One of the most distressing pieces of information I received before going on maternity leave was that Amnesty International is currently holding a consultation on whether it should adopt a pro-abortion policy. To some extent, the debate is already over for Catholics as Amnesty sold the pass on sexuality years ago; the organisation already supports a right to contraception including the abortifacient morning-after pill, which it claims does not cause abortion, and affirms ‘sexual rights’, a term which includes such gems as the right to a pleasurable sex life. Sweet as it is of Amnesty to affirm my right to an entertaining night in with my husband [or anybody else for that matter] I find it hard to believe that there are so few prisoners of conscience left in the world that Amnesty has theresources to waste on these matters.

The consultation to date has not filled me with much hope. The material Amnesty has produced has been strongly pro-abortion and a seminar held in London last year was addressed by exclusively pro-abortion speakers. However, on the off chance that someone out there is listening, I would like to make my contribution to the debate:

Dear Amnesty,
You will not know who I am, but over twenty years ago your organisation came to the aid of my father when he was a prisoner of conscience in our motherland. You believed in his innocence and campaigned on his behalf, ensuring that his plight was not forgotten.

I have never forgotten the debt that my family owe you and over the years I have rattled tins, waved banners, written letters and sat in a damp cage for hours at a time – small actions that conveyed my gratitude to Amnesty for standing by my father when he would otherwise have stood alone.
But now I come to you with another request and ask you to listen to what I have to say.

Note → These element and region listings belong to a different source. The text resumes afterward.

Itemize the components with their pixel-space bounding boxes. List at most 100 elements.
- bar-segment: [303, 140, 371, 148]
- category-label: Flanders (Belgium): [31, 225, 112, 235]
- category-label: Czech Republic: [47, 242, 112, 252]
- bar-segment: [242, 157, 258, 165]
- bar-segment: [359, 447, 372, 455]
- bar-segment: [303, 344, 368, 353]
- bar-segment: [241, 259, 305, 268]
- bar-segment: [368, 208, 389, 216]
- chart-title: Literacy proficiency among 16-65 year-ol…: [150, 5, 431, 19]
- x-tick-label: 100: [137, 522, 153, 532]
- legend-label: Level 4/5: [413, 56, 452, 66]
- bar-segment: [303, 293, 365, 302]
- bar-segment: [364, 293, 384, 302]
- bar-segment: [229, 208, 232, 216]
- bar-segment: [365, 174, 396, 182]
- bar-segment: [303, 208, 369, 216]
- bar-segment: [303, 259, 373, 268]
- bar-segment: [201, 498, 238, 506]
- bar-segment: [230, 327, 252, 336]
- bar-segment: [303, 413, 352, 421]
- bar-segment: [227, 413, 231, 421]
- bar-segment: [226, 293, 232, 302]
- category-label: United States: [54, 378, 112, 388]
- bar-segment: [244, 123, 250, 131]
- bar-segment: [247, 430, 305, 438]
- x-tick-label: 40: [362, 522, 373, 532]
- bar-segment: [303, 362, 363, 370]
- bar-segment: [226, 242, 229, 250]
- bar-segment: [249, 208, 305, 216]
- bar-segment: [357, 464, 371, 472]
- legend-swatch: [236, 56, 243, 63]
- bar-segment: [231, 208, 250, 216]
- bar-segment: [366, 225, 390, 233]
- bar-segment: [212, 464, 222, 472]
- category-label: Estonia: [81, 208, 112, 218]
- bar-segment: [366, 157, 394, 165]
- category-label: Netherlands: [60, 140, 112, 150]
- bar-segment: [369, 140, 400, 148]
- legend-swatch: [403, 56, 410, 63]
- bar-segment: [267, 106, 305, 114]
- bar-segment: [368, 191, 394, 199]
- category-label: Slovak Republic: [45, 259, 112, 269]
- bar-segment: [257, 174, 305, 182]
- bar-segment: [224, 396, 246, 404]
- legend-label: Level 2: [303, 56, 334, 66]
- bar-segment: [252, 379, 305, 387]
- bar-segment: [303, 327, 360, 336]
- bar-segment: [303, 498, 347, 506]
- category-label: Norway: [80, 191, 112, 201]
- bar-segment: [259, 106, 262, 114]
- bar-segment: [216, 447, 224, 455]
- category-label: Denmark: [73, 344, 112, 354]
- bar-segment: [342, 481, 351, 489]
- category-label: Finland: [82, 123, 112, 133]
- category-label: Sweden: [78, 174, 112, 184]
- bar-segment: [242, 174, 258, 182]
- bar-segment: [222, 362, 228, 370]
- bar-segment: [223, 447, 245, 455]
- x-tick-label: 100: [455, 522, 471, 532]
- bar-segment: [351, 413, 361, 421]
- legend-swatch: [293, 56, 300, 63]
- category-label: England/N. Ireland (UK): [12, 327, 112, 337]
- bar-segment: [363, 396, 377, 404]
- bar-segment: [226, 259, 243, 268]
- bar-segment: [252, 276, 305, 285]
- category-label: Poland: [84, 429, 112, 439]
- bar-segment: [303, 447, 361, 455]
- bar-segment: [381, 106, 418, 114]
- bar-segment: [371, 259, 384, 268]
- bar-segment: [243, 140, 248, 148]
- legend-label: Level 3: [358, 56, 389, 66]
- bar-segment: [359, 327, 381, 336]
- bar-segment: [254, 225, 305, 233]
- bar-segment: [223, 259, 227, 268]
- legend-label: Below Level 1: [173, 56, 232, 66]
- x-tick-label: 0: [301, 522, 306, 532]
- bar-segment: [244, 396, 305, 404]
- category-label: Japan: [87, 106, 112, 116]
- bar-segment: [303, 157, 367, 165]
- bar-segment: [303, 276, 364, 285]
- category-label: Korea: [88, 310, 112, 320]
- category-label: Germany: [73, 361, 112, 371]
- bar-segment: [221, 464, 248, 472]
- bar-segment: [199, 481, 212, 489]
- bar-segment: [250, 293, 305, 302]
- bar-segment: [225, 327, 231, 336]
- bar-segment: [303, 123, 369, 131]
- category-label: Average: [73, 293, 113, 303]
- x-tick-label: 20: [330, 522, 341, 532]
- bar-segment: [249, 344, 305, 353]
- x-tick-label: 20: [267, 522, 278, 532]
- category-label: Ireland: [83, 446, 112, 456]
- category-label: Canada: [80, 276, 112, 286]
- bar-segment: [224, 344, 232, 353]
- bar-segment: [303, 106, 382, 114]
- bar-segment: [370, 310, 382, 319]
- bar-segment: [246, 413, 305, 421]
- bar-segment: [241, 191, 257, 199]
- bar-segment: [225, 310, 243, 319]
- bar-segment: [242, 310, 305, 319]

I am in the final stages of my first pregnancy. I am carrying a boy, my father’s first grandchild, and I want to ask you this: please uphold the rights of my unborn son as you once upheld my father’s rights. You protected my father when he was defenceless, but my son is more powerless than my father was and has no voice, yet you are seriously contemplating siding with those who would deprive him of the most fundamental human right of all. Please do not fall into the trap that so many corrupt regimes fall into, of stripping an inconvenient section of the human family of its rights. Please do not turn your back on forty years of human rights work for the sake of embracing a flawed ideology. Your current slogan is ‘protect the human’. Please do so.